Currently I can’t walk upright, and at times the back spasms are so bad I start cussing like a truck driver, or far worse I’ll actually cry. I can’t drive, I can’t work, and yesterday a 70 year old woman shot me a look of pity as she beat me up the stairs. Hell, I can’t even sit still as I write this.
All that to say, I’ve needed a lot of help lately, and that has been the most difficult part of this experience.
I don’t like it. I don’t like relying on others. I don’t like being a burden. I don’t like being weak.

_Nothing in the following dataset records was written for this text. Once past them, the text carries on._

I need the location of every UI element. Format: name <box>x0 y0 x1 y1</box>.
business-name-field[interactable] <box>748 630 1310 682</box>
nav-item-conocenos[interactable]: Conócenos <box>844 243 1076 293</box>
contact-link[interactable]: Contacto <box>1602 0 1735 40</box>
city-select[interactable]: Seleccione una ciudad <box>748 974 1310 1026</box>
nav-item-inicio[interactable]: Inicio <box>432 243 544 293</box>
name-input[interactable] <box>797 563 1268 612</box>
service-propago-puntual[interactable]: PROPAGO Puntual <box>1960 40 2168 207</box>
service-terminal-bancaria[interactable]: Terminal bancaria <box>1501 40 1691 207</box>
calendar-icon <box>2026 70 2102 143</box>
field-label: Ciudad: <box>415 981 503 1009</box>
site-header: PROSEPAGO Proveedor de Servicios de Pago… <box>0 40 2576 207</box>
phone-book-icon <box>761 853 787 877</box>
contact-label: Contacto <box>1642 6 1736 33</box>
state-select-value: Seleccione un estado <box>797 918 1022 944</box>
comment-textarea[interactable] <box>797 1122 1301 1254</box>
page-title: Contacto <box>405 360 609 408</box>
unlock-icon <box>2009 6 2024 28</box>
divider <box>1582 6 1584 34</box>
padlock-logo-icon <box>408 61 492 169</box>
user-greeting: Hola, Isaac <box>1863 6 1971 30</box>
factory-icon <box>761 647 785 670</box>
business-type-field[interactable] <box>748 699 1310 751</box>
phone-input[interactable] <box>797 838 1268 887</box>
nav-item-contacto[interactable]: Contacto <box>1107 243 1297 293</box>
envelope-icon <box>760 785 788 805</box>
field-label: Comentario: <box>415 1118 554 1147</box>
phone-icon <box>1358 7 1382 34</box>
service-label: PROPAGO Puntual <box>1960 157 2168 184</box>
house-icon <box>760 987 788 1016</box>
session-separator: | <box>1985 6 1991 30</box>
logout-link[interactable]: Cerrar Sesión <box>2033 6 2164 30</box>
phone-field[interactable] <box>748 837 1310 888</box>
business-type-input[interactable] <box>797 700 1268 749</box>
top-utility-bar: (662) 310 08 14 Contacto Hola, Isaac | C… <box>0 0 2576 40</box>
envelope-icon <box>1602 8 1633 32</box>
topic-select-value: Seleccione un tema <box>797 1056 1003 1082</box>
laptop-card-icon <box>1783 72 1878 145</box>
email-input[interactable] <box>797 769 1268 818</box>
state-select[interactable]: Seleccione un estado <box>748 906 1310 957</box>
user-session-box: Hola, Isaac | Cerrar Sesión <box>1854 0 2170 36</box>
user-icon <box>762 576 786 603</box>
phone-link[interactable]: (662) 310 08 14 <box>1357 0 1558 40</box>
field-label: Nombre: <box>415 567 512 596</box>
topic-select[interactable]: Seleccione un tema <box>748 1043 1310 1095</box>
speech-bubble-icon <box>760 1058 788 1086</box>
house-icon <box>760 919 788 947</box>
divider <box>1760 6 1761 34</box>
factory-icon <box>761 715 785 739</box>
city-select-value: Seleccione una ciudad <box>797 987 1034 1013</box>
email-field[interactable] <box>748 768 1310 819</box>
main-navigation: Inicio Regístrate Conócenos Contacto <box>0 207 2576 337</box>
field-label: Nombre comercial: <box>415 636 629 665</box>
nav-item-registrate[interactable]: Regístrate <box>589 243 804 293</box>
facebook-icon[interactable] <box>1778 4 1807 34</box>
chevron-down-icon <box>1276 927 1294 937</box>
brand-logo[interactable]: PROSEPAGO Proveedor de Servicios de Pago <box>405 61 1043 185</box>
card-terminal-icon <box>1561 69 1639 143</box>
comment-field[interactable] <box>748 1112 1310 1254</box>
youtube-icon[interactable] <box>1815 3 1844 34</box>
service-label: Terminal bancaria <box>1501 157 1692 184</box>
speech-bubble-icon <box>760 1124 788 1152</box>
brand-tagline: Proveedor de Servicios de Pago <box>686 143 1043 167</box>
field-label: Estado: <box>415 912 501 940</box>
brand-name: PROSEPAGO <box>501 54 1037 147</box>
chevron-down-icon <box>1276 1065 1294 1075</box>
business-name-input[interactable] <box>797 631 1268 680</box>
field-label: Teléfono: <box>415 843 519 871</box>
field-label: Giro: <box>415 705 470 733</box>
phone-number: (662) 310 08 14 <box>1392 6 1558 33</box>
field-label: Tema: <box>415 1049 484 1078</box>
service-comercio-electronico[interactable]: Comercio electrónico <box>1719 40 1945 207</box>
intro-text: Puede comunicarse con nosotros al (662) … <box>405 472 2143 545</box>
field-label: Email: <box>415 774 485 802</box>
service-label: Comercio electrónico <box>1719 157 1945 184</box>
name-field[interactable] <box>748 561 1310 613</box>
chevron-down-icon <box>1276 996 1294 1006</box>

I. Don’t. Like. Receiving. Help.
It makes me feel all small and vulnerable and dependent. Not to mention on some level I don’t feel worthy of unmerited love – no one likes to be a charity case. But I really have no choice at the moment. So I decided I’m going to try to receive gracefully. I’m going to ask for help and strength from others because I just don’t have enough right now. And that’s okay.
This is part self-revelation and part shout out to my friends. My amazing, relentless, supportive friends who have covered my shifts at work, bought me groceries, driven me around, got me coke slurpees. Thank you for being my family. Thank you for giving with such generosity, thank you for helping me learn one of the hardest lessons life can teach: receive and be loved.